I listened to one of Nigel Warburton's podcasts on www.philosophybites.com earlier today. These are 15 minute interviews with philosophers on particular topics. The one I selected was with a Professor Adrian Moore from Oxford, on the subject of Infinity.

Having done some maths in my time, I was interested in what Adrian would say on that angle. He mentioned Hilbert's Hotel, where all the rooms are full even though there are an infinite number of them. It's not a problem, though; they can always fit you in by moving whoever is in room 1 into room 2, whoever is in room 2 into room 3, and so on. You can then have room 1.

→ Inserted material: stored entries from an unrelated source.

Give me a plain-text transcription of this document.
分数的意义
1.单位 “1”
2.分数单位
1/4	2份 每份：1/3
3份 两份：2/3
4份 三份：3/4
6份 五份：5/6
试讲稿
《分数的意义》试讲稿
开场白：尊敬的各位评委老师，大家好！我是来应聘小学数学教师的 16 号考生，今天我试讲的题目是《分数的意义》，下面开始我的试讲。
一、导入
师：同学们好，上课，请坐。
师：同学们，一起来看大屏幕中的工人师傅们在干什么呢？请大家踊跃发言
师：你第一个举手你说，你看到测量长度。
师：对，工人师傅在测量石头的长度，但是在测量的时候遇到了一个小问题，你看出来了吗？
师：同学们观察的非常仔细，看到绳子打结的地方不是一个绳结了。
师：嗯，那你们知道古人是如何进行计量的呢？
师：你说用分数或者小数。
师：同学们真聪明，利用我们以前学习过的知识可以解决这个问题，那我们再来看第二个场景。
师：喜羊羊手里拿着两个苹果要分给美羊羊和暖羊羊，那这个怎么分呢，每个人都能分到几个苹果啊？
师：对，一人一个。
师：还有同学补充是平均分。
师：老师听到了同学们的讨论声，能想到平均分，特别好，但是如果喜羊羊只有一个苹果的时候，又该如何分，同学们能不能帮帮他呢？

Unfortunately Adrian didn't have time to mention an even more amazing point : it doesn't matter if you come with an infinite number of friends - they can all have rooms too ! You move whoever is in room 1 into room 2, whoever is in room 2 into room 4, whoever is in room 3 into room 6, and so on, thus vacating all the odd-numbered rooms, and of course there are an infinite number of these.

Another rather interesting fact there was not time for was that there is more than one size of infinity, indeed there is an infinite number, as proved by Cantor back in 1874. The smallest two he identified are known as Aleph-zero and Continuum. As Adrian said, you can take an infinite collection of objects and "count" them by associating each of them with the numbers 1, 2, 3, and so on. What Adrian didn't say was that this applies just to infinite collections of "size" Aleph-zero.

For example, if you take all the rational numbers (numbers which can be expressed as one integer divided by another, such as 2/1, 1/3, 87659234/762508, but not numbers like the square root of 2) and arrange them in a grid where the first row is 1/1, 2/1, 3/1, 4/1 and so on, the second row is 1/2, 2/2, 3/2, 4/2, and so on, with an infinite number of rows and columns. Now you can start at row 1, column 1 and associate that with "1", go one to the right, ie row 1 column 2 and associate that with "2", go diagonally down and to the left, ie row 2 column 1 and associate that with "3" and so on. If you exclude any repeats (eg 1/2 and 2/4), eventually you will "count" any given rational number once, so we know the size is Aleph-zero, because we can do this counting.

However, if we try this same technique to count all the positive real numbers, it does not work. So that means the infinite collection of real numbers is larger than that of the rational numbers. Cantor called this the Continuum and speculated that it might be Aleph-one, the next largest "size".

Incidentally, Adrian apparently wrote an article in Mathematical American, a special online edition of Scientific American, on the subject of the History of Infinity.